Change and Ideology: the Ethnomusicology of Turkish Jewry

Ph.D. dissertation, Dept. of Anthropology, U. of Indiana. The relationship of music to sociocultural change is not arbitrary. Certain kinds of formal, structural, and stylistic changes in music can be related to changes in the culture of which it is a part. Change in music is seen as a direct result of specific cultural orientations and sociohistorical processes. In Turkish Jewish music, where differential continuity and change are related to competing cultural values, the differences are categorized in a native model as «a la Turka» (Turkish or Middle Eastern influenced) and «a la Franka» (European influenced). This distinction is applied not only to music, but to a whole range of cultural phenomena such as ethics, language, style, and dress.
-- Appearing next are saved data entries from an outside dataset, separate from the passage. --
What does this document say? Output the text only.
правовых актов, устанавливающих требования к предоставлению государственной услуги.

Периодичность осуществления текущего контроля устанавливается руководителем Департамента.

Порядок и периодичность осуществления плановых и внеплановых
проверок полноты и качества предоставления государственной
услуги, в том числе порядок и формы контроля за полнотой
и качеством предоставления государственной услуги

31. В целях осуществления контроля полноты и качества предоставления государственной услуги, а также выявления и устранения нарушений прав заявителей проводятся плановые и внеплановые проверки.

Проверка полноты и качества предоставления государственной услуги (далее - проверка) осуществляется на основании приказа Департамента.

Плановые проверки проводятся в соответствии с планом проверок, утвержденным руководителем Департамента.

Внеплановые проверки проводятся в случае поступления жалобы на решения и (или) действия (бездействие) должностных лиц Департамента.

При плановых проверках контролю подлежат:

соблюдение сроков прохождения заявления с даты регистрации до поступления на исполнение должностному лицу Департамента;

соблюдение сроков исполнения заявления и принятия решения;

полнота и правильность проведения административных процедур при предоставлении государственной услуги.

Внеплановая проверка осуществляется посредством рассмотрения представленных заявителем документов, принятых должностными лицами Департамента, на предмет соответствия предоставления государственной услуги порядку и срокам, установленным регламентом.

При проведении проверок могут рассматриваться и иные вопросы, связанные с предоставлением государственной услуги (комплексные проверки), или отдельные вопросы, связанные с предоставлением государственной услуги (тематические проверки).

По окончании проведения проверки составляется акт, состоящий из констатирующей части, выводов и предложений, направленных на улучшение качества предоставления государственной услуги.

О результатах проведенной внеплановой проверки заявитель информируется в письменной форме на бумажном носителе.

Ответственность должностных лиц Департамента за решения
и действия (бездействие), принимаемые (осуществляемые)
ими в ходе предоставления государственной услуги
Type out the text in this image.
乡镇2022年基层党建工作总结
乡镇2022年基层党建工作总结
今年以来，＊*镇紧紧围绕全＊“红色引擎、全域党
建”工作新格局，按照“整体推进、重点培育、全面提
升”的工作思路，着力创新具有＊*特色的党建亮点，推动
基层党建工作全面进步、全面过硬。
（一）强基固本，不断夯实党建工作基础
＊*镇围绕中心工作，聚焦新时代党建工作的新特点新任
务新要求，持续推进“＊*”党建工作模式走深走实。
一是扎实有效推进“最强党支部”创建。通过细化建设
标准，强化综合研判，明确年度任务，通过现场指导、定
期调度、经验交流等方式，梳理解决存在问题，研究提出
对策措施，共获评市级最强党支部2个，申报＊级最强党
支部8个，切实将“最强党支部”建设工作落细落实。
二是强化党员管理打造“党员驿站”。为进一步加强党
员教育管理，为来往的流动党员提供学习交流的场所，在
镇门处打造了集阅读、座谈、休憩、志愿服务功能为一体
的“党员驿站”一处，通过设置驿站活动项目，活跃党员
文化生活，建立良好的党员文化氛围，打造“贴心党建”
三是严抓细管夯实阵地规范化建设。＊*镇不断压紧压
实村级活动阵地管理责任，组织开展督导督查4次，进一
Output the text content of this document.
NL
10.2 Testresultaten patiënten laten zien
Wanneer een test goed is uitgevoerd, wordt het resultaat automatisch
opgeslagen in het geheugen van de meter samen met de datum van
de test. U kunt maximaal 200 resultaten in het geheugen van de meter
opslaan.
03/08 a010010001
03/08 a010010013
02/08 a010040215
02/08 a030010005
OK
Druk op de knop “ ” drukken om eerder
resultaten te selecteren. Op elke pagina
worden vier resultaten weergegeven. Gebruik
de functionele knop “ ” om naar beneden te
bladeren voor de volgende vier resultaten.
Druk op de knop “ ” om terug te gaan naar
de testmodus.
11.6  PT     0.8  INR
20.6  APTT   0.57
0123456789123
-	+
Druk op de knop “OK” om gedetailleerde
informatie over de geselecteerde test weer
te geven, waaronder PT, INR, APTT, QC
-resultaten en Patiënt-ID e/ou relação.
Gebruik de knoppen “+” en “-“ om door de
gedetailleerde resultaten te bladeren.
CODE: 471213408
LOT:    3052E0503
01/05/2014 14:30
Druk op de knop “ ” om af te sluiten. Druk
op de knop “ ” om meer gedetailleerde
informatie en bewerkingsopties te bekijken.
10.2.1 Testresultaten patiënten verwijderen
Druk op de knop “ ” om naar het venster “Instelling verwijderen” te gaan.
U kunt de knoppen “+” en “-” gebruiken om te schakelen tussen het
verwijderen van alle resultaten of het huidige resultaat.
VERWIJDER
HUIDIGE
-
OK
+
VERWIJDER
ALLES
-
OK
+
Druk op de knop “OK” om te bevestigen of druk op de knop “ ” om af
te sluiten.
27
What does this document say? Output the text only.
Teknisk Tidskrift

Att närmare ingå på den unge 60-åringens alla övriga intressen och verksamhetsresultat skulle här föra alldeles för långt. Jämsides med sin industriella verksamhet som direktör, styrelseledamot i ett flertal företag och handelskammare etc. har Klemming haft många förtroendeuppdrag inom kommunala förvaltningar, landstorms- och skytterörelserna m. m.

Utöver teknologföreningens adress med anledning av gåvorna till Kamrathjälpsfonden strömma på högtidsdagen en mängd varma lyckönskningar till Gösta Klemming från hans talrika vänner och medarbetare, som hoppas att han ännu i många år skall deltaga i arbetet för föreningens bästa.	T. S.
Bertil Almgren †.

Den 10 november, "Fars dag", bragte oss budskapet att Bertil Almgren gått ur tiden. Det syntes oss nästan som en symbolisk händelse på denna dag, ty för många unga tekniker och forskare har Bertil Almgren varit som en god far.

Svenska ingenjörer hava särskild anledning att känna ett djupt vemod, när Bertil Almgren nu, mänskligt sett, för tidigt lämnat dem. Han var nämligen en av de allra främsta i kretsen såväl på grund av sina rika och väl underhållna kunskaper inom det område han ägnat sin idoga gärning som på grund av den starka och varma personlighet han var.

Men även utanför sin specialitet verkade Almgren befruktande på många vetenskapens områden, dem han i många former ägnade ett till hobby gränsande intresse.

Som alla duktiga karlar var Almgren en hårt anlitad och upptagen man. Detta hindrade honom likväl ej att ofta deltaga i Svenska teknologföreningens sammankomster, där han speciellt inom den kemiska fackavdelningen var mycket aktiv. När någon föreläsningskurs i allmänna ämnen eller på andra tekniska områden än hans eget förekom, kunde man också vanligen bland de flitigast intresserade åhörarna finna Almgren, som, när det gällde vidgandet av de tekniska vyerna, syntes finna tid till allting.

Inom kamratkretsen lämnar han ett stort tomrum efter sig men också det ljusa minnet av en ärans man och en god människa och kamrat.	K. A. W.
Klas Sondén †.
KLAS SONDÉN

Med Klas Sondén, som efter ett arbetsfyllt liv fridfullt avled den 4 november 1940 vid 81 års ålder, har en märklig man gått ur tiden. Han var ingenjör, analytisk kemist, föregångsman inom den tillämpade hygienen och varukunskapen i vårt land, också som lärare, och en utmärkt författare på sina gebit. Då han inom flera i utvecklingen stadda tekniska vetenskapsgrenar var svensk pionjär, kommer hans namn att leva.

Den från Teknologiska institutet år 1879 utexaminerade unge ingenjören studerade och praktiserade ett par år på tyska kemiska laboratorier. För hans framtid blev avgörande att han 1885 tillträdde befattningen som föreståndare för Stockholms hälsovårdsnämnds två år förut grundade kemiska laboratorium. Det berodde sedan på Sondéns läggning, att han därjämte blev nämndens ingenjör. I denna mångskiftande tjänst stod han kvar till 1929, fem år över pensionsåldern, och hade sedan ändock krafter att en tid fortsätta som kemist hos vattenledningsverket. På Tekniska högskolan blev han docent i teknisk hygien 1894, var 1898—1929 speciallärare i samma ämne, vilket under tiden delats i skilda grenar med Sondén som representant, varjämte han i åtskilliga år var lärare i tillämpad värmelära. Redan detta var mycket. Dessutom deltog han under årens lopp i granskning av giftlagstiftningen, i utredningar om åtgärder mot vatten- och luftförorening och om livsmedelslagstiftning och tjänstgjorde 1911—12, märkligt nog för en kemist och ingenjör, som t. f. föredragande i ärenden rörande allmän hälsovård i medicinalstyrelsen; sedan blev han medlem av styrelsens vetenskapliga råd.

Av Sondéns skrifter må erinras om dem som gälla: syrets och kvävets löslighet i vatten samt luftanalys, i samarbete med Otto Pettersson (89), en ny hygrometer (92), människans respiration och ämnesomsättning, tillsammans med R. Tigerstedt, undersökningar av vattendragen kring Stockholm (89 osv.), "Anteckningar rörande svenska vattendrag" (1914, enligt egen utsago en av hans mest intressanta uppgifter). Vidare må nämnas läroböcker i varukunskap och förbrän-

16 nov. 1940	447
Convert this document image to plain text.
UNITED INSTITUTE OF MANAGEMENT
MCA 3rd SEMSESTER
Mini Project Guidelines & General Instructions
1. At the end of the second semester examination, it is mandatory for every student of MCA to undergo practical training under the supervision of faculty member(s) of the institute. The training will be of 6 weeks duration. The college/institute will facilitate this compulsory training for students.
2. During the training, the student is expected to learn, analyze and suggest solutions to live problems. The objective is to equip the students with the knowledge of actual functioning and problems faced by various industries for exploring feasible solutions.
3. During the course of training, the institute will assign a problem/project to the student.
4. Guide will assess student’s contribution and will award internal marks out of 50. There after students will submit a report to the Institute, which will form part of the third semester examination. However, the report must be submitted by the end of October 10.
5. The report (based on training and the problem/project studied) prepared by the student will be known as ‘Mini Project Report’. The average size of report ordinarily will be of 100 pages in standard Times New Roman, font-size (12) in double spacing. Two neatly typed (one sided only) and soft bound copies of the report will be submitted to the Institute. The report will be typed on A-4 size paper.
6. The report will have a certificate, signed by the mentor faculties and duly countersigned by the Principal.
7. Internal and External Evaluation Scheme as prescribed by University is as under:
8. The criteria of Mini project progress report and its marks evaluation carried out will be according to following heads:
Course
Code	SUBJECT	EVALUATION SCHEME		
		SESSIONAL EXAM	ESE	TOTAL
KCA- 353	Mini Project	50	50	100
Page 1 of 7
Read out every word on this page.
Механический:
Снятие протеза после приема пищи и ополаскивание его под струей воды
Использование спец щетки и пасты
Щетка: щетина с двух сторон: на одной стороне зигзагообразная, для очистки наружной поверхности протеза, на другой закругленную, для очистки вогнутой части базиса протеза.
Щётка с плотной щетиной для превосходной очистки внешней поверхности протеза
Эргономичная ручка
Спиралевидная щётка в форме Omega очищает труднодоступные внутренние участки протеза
The two categories constitute disemic registers (after Herzfeld, 1982) that are differentially valued co-domains by which individuals construct and change reality. These native categories constitute the basis of a model for explaining sociocultural change, in particular specific change in Turkish Jewish music. Data were gathered through participant/observation field research (1981-83) in Turkey, Israel, and the U.S. Original field recordings and commercially produced 78 rpm discs (1910s-40s) provide musical examples, and supporting evidence comes from ethnographic and ethnomusicological surveys and from Turkish Jewish newspapers (1920s-80s).